MPH/SWDT 5139: Machine learning using health data
(Fall 2024)

Role: Teaching Assistant

Office hours:

  • Fridays 4-5pm, 05 Brown Hall or Zoom (refer to syllabus for link)
  • If you are unable to make it to my office hours, please email me. I am generally free from 4p.m.-12a.m. from Mondays to Saturdays. Sunday is the Lords day, attempts to request for office hours then will be met without a response.
  • Office hours are a great opportunity to ask about (1) specific problems that you may have encountered in your homework assignments, (2) seek clarification for ML concepts that were not clear to you (this includes situations where you wish to understand the detailed mathematical proofs behind each model, I will gladly go through them step-by-step), and (3) inquire about how you can possibly incorporate AI into your current research.
  • Please do not come to office hours with no attempts on the assignments, and expect me to complete all the questions for you. A more efficient way of doing that is to use this cool technology called ChatGPT. Also, please do not come into office hours to debate with me about how AI will take over the world and destroy humanity or how chatGPT is filthy without knowing how a transformer model works. If you wish to do that, send me an email, and we can chat over coffee.
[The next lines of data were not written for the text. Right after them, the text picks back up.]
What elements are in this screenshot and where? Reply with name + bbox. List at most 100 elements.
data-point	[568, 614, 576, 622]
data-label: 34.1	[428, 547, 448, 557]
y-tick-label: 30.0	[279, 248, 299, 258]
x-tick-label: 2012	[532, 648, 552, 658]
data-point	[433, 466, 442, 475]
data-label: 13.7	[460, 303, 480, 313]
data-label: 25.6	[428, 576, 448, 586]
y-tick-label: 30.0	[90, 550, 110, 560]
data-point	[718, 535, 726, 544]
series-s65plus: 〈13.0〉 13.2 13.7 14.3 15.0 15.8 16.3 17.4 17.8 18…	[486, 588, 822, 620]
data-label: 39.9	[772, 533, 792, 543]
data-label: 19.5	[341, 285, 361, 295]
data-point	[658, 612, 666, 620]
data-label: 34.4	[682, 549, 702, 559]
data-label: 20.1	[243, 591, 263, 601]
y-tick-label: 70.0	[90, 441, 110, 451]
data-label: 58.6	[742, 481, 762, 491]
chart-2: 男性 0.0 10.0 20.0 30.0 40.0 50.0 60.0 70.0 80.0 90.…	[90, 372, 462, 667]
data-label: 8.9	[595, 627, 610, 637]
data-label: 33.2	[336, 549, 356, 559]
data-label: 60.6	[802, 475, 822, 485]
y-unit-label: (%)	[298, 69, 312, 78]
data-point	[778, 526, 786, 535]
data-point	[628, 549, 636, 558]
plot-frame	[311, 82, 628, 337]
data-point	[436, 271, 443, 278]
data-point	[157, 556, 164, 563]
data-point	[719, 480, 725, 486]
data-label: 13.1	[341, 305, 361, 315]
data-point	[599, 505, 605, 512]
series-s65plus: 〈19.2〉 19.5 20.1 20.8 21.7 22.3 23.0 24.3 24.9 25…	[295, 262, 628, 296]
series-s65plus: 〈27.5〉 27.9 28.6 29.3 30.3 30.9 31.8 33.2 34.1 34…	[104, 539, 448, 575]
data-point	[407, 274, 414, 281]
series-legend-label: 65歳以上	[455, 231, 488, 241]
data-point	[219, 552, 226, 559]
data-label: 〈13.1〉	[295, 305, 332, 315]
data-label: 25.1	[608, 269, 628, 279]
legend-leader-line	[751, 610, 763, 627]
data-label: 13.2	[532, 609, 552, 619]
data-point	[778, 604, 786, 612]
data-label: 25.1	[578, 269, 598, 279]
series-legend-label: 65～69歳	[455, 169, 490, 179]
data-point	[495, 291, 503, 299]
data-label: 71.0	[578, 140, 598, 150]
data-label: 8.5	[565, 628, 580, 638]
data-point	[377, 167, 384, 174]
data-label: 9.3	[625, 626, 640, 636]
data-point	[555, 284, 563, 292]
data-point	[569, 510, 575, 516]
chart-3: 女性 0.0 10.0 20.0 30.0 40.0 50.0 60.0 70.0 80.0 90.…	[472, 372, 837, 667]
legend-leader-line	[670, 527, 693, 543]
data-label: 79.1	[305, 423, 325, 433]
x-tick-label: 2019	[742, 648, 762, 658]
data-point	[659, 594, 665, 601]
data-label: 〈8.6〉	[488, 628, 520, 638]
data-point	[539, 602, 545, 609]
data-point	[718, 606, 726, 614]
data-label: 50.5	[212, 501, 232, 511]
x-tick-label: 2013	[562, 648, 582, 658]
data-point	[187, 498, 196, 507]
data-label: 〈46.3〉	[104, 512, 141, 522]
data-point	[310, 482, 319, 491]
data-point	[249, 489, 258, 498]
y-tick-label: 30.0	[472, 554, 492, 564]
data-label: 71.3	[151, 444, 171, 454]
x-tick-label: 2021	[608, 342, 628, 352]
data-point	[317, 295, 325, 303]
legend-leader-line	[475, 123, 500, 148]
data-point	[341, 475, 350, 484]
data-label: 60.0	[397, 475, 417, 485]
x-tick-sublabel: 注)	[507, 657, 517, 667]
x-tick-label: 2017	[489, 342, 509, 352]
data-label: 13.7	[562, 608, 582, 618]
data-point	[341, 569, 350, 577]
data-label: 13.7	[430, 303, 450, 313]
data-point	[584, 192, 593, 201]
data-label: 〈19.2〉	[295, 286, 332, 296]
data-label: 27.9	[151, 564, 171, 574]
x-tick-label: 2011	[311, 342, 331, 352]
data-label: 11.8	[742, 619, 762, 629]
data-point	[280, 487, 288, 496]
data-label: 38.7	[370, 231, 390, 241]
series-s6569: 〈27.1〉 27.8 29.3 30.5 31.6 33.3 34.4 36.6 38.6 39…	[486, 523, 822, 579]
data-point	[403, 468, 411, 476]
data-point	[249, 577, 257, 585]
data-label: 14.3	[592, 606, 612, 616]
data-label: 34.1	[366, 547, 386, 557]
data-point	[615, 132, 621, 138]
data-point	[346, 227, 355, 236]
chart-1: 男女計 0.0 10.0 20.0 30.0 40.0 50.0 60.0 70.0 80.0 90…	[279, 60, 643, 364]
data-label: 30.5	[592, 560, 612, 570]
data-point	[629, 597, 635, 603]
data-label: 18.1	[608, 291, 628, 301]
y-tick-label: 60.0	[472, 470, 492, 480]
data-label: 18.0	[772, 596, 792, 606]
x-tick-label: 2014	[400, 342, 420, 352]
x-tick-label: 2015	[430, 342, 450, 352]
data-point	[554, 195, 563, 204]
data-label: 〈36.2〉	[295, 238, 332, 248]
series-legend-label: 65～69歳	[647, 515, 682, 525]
Coffee is expected to be on you.

Course description: This graduate-level course aims to equip students with a background in healthcare or the social sciences with the applicable machine learning skills needed to become well-rounded applied data scientists. In today’s big data world, we witness many people creating fanciful LinkedIn job descriptions, such as ‘behavioral data scientist’ or ‘e-commerce data scientist’. However, in reality, all they do is run 20 million linear regressions using the same line of R code they wrote 10 years ago. This course teaches popular machine learning (ML) models using Python and their applications on health data. The topics include (1) Python programming basics (e.g., coding with Python, Python modules such as NumPy, Pandas, Matplotlib, and Scikit-learn); (2) Classification ML models (e.g., logistic regression, KNN, Naive Bayes); (3) Regression ML models (e.g., Linear Regression, Lasso Regression); (4) ML model training and validation; (5) Support vector machines and decision trees; (6) Ensemble methods; (7) Dimensionality reduction; and (8) Unsupervised learning techniques (e.g., hdbscan, k-means).